Here is a detailed summary of the video transcription in the requested markdown format:
Overview
The presenters, Paul Megan and Mallerie Gershenfeld from the Amazon S3 team, provide an overview of 30 launches that have been delivered over the past 12 months since Re:Invent 2021.
Structured Data
S3 Tables: Fully Managed Apache Iceberg Tables in S3
- S3 has become a tabular data store, with exabytes of Parquet storage and serving over 15 million requests per second.
- Customers have innovated on top of this Parquet data using open table formats like Apache Iceberg.
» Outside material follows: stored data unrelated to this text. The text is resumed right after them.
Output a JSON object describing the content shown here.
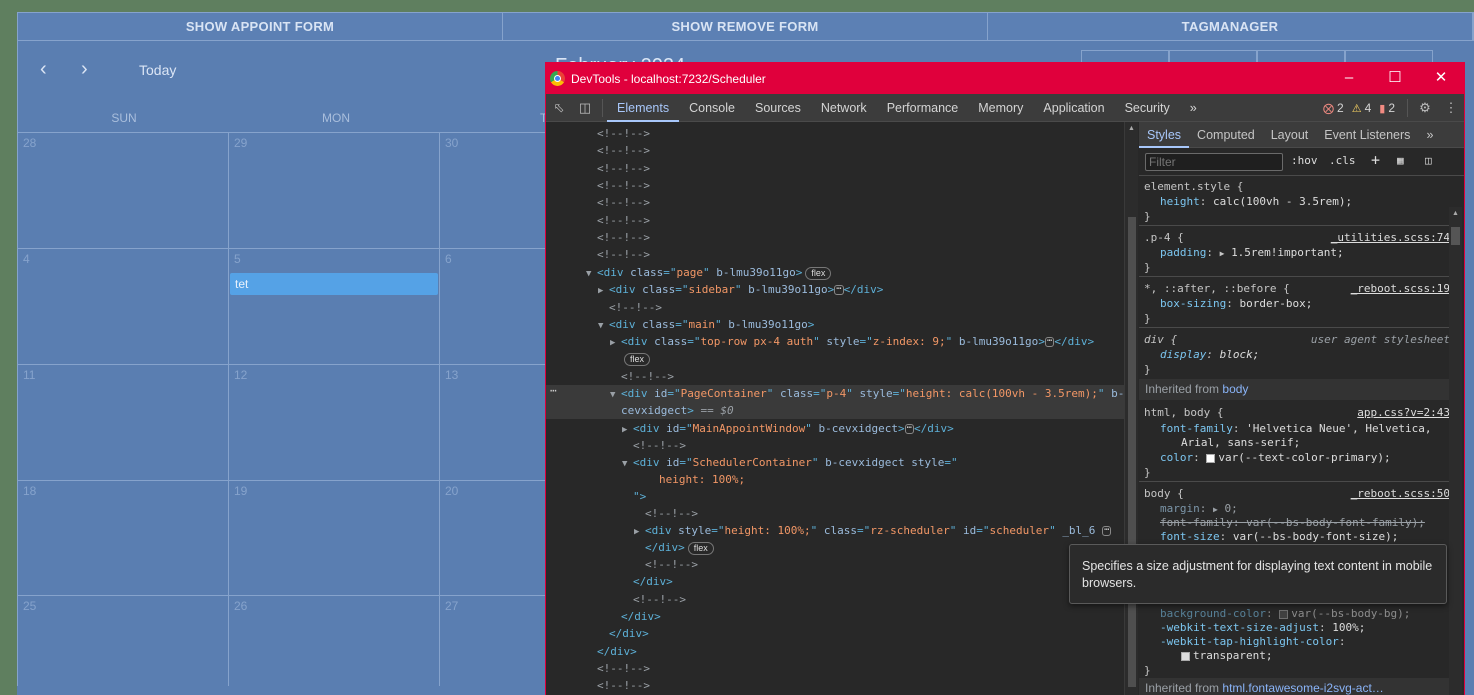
{
  "app": {
    "topbar": [
      "SHOW APPOINT FORM",
      "SHOW REMOVE FORM",
      "TAGMANAGER"
    ],
    "nav": {
      "today": "Today",
      "title": "February 2024"
    },
    "weekdays": [
      "SUN",
      "MON",
      "TU"
    ],
    "weeks": [
      [
        "28",
        "29",
        "30"
      ],
      [
        "4",
        "5",
        "6"
      ],
      [
        "11",
        "12",
        "13"
      ],
      [
        "18",
        "19",
        "20"
      ],
      [
        "25",
        "26",
        "27"
      ]
    ],
    "event": "tet"
  },
  "devtools": {
    "title": "DevTools - localhost:7232/Scheduler",
    "tabs": [
      "Elements",
      "Console",
      "Sources",
      "Network",
      "Performance",
      "Memory",
      "Application",
      "Security"
    ],
    "more": "»",
    "errors": "2",
    "warnings": "4",
    "issues": "2",
    "dom": {
      "comment": "<!--!-->",
      "page_tag": "<div class=\"page\" b-lmu39o11go>",
      "page_div": "div",
      "page_class": "page",
      "page_b": "b-lmu39o11go",
      "flex": "flex",
      "sidebar_class": "sidebar",
      "main_class": "main",
      "toprow_class": "top-row px-4 auth",
      "toprow_style": "z-index: 9;",
      "pc_id": "PageContainer",
      "pc_class": "p-4",
      "pc_style": "height: calc(100vh - 3.5rem);",
      "pc_b": "b-",
      "pc_b2": "cevxidgect",
      "eq": "== $0",
      "maw_id": "MainAppointWindow",
      "b2": "b-cevxidgect",
      "sc_id": "SchedulerContainer",
      "sc_style_open": "style=\"",
      "sc_style_val": "height: 100%;",
      "sc_style_close": "\">",
      "rz_style": "height: 100%;",
      "rz_class": "rz-scheduler",
      "rz_id": "scheduler",
      "rz_b": "_bl_6",
      "close_div": "</div>"
    },
    "styles": {
      "tabs": [
        "Styles",
        "Computed",
        "Layout",
        "Event Listeners"
      ],
      "more": "»",
      "filter_placeholder": "Filter",
      "hov": ":hov",
      "cls": ".cls",
      "rules": {
        "element_style": "element.style {",
        "element_prop": "height",
        "element_val": "calc(100vh - 3.5rem);",
        "p4_sel": ".p-4 {",
        "p4_src": "_utilities.scss:74",
        "p4_prop": "padding",
        "p4_val": "1.5rem!important;",
        "all_sel": "*, ::after, ::before {",
        "all_src": "_reboot.scss:19",
        "all_prop": "box-sizing",
        "all_val": "border-box;",
        "div_sel": "div {",
        "div_src": "user agent stylesheet",
        "div_prop": "display",
        "div_val": "block;",
        "inherited_label": "Inherited from",
        "inherited_body": "body",
        "html_sel": "html, body {",
        "html_src": "app.css?v=2:43",
        "ff_prop": "font-family",
        "ff_val1": "'Helvetica Neue', Helvetica,",
        "ff_val2": "Arial, sans-serif;",
        "color_prop": "color",
        "color_val": "var(--text-color-primary);",
        "body_sel": "body {",
        "body_src": "_reboot.scss:50",
        "margin_prop": "margin",
        "margin_val": "0;",
        "bff_prop": "font-family",
        "bff_val": "var(--bs-body-font-family);",
        "fs_prop": "font-size",
        "fs_val": "var(--bs-body-font-size);",
        "bg_prop": "background-color",
        "bg_val": "var(--bs-body-bg);",
        "wtsa_prop": "-webkit-text-size-adjust",
        "wtsa_val": "100%;",
        "wthc_prop": "-webkit-tap-highlight-color",
        "wthc_val": "transparent;",
        "inherited_html": "html.fontawesome-i2svg-act…",
        "close": "}"
      },
      "tooltip": "Specifies a size adjustment for displaying text content in mobile browsers."
    }
  }
}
- S3 Tables are fully managed Apache Iceberg tables within S3, providing:
- Table-level APIs for CRUD operations
- Automatic performance optimizations (up to 10x TPS, 3x query performance)
- Simplified security with table-level policies
- Automatic storage cost optimization
Unstructured Data
S3 Metadata: Automatic Metadata Generation
- S3 now has over 400 trillion objects, many of which are unstructured data.
- Customers are struggling to manage and find objects in their large unstructured data stores.
- S3 Metadata provides:
- Automatic metadata generation for every object, accessible via SQL
- Use cases:
- Finding objects to process
- Understanding data lineage
- Analyzing storage usage
Fundamentals
Scale
- S3 bucket limit increased from 1,000 to 1 million buckets per account.
- Additional changes to manage large number of buckets, such as service quotas and improved list buckets API.
Durability
- Improved end-to-end data integrity checking, including client-side checksums.
- Introduced conditional requests (e.g., put-if-absent) for distributed applications.
Security
- Added more context to 403 access denied errors to aid troubleshooting.
- Expanded support for AWS Identity and Access Management (IAM) Access Grants.
Client Portfolio
Performance Optimizations
- S3 Express One Zone for low-latency access.
- Integrations with services like SageMaker, EMR, and AWS KMS.
- Support for appending data to existing objects.
- Expansion to new AWS Regions, including dedicated local zones.
Client-side Innovations
- Mount Point for Amazon S3: Mounted S3 buckets as local file systems.
- S3 Connector for PyTorch: High-throughput data access for ML training.
- Storage Browser and Transfer Family Web Apps: Managed web-based S3 access.
- Amplify Hosting integration: One-click static website hosting on S3.